R1 talks a lot of "smack"…but I missed his specific comment on this^^^.
What he probably said was something more like: "The Tomcat was built at a unique time…with a unique emerging threat that needed a counter. The F-14 was that counter…for so long as that threat existed…and honorably morphed into something else (e.g., Bombcat) late in its life. When the times and threats changed, and the threat of massed Backfire and Blinder raids against the fleet waned, the Navy had choices to make, and for many reasons, not the least of which were affordability, maintainability, cost per flight hour, credible and very effective capability against the "now" threat environments, the Navy elected…for very understandable reasons…to go "all in" on the Hornet community (originally designed/intended as a replacement for the A-7 and F-4 aircraft…NOT the A-6 or the F-14...) with it's potential for reasonably economical upgrade and continued enhancement, as "the new normal". Hornets of all shapes and sizes seem to have carried the water for us admirably since the legacy VA and VF communities went the way of the buffalo." Or words to that effect...
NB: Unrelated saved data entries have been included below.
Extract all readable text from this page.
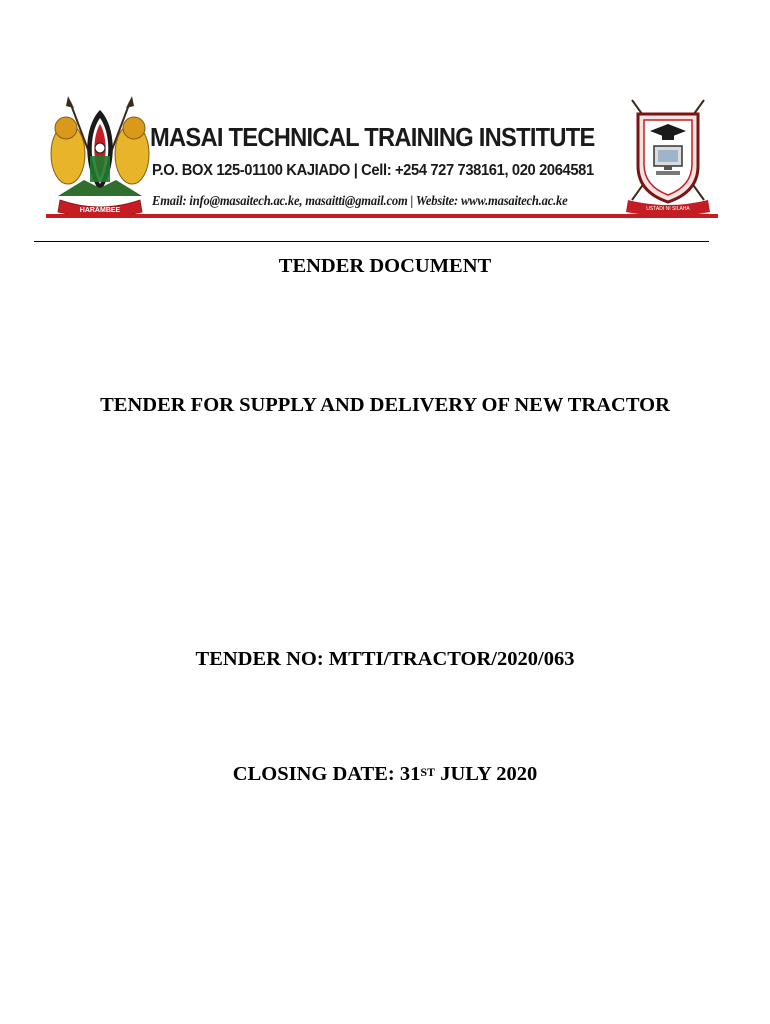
HARAMBEE
MASAI TECHNICAL TRAINING INSTITUTE
P.O. BOX 125-01100 KAJIADO | Cell: +254 727 738161, 020 2064581
Email: info@masaitech.ac.ke, masaitti@gmail.com | Website: www.masaitech.ac.ke
USTADI NI SILAHA
TENDER DOCUMENT
TENDER FOR SUPPLY AND DELIVERY OF NEW TRACTOR
TENDER NO: MTTI/TRACTOR/2020/063
CLOSING DATE: 31ST JULY 2020
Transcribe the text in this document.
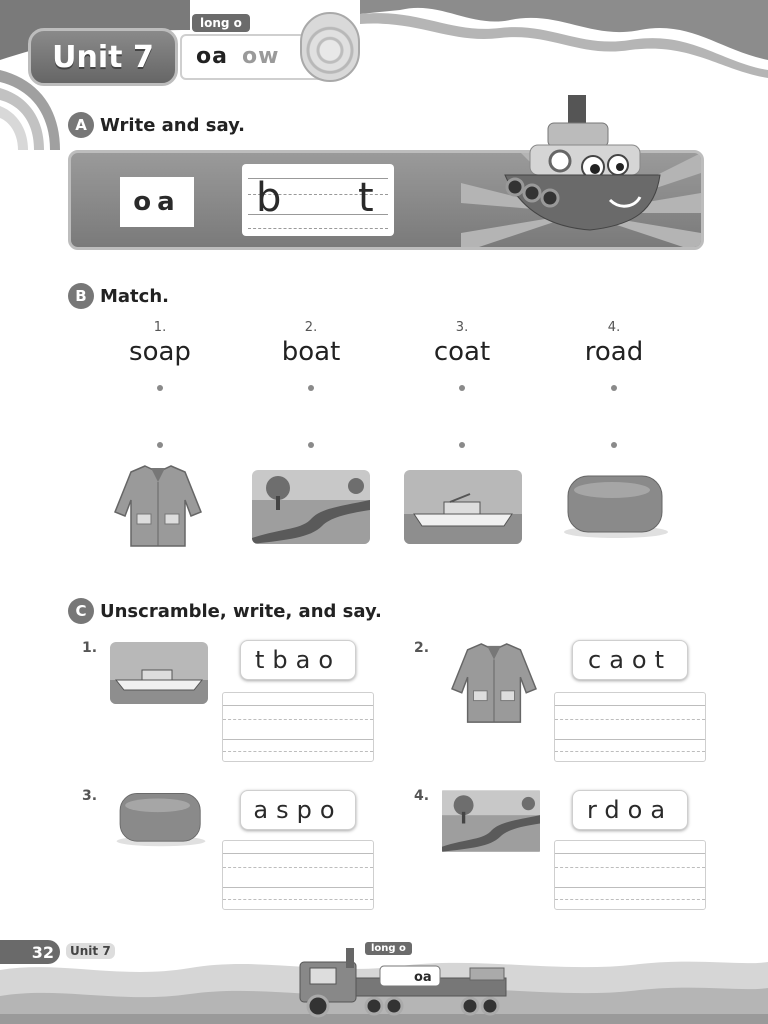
Unit 7
long o
oa ow
A Write and say.
oa	b t
B Match.
1.
soap
2.
boat
3.
coat
4.
road
C Unscramble, write, and say.
1.	tbao	2.	caot
3.	aspo	4.	rdoa
32	Unit 7	long o
oa
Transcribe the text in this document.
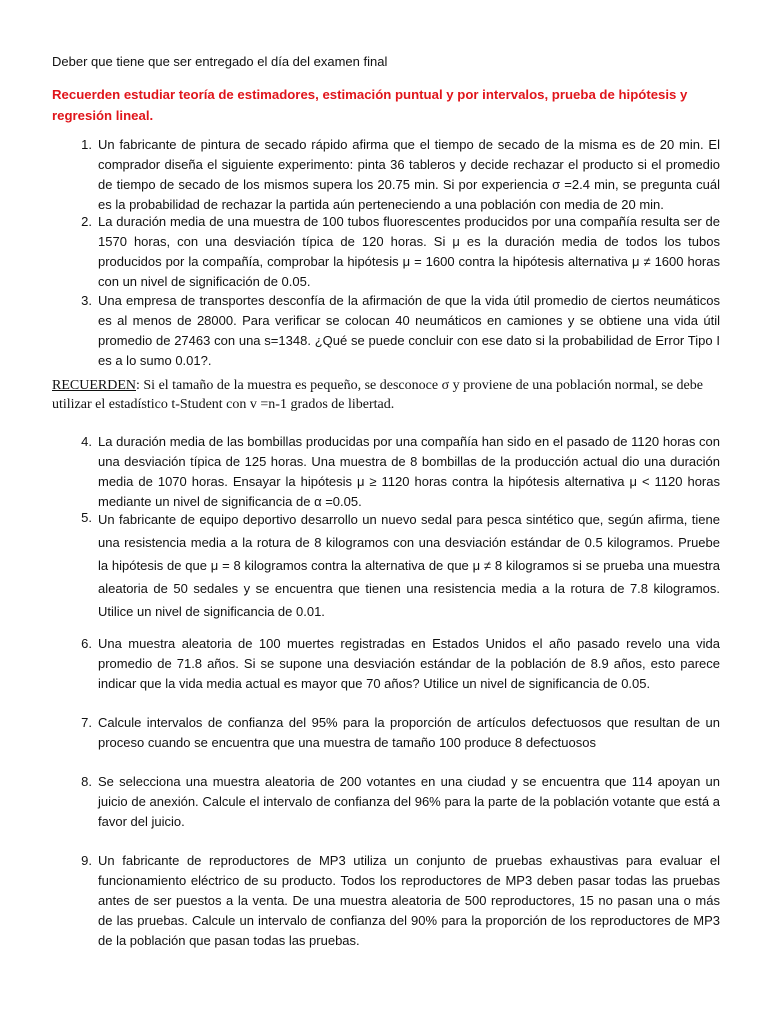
Deber que tiene que ser entregado el día del examen final
Recuerden estudiar teoría de estimadores, estimación puntual y por intervalos, prueba de hipótesis y regresión lineal.
1. Un fabricante de pintura de secado rápido afirma que el tiempo de secado de la misma es de 20 min. El comprador diseña el siguiente experimento: pinta 36 tableros y decide rechazar el producto si el promedio de tiempo de secado de los mismos supera los 20.75 min. Si por experiencia σ =2.4 min, se pregunta cuál es la probabilidad de rechazar la partida aún perteneciendo a una población con media de 20 min.
2. La duración media de una muestra de 100 tubos fluorescentes producidos por una compañía resulta ser de 1570 horas, con una desviación típica de 120 horas. Si μ es la duración media de todos los tubos producidos por la compañía, comprobar la hipótesis μ = 1600 contra la hipótesis alternativa μ ≠ 1600 horas con un nivel de significación de 0.05.
3. Una empresa de transportes desconfía de la afirmación de que la vida útil promedio de ciertos neumáticos es al menos de 28000. Para verificar se colocan 40 neumáticos en camiones y se obtiene una vida útil promedio de 27463 con una s=1348. ¿Qué se puede concluir con ese dato si la probabilidad de Error Tipo I es a lo sumo 0.01?.
RECUERDEN: Si el tamaño de la muestra es pequeño, se desconoce σ y proviene de una población normal, se debe utilizar el estadístico t-Student con v =n-1 grados de libertad.
4. La duración media de las bombillas producidas por una compañía han sido en el pasado de 1120 horas con una desviación típica de 125 horas. Una muestra de 8 bombillas de la producción actual dio una duración media de 1070 horas. Ensayar la hipótesis μ ≥ 1120 horas contra la hipótesis alternativa μ < 1120 horas mediante un nivel de significancia de α =0.05.
5. Un fabricante de equipo deportivo desarrollo un nuevo sedal para pesca sintético que, según afirma, tiene una resistencia media a la rotura de 8 kilogramos con una desviación estándar de 0.5 kilogramos. Pruebe la hipótesis de que μ = 8 kilogramos contra la alternativa de que μ ≠ 8 kilogramos si se prueba una muestra aleatoria de 50 sedales y se encuentra que tienen una resistencia media a la rotura de 7.8 kilogramos. Utilice un nivel de significancia de 0.01.
6. Una muestra aleatoria de 100 muertes registradas en Estados Unidos el año pasado revelo una vida promedio de 71.8 años. Si se supone una desviación estándar de la población de 8.9 años, esto parece indicar que la vida media actual es mayor que 70 años? Utilice un nivel de significancia de 0.05.
7. Calcule intervalos de confianza del 95% para la proporción de artículos defectuosos que resultan de un proceso cuando se encuentra que una muestra de tamaño 100 produce 8 defectuosos
8. Se selecciona una muestra aleatoria de 200 votantes en una ciudad y se encuentra que 114 apoyan un juicio de anexión. Calcule el intervalo de confianza del 96% para la parte de la población votante que está a favor del juicio.
9. Un fabricante de reproductores de MP3 utiliza un conjunto de pruebas exhaustivas para evaluar el funcionamiento eléctrico de su producto. Todos los reproductores de MP3 deben pasar todas las pruebas antes de ser puestos a la venta. De una muestra aleatoria de 500 reproductores, 15 no pasan una o más de las pruebas. Calcule un intervalo de confianza del 90% para la proporción de los reproductores de MP3 de la población que pasan todas las pruebas.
Now, if there is yet an emerging "new threat" (I guess we agree there is…)…Tomcats and Intruders aren't the answer. (Oh, the humanity!) The new stuff headed to a flight line or a carrier deck near you hopefully is, in concert with the most capable airplanes and aircrews flying right now.
Hint: If you fly through 2 or 3 perfectly good missile envelopes to get into a knife fight in a phone booth with some crowd-pleasing air show aerobatic aircraft with weapons…you're going it wrong.
...in the end it comes down to the training of the pilots and I believe we have a major advantage in that category.
This^^^: "Learn it. Know it. Live it."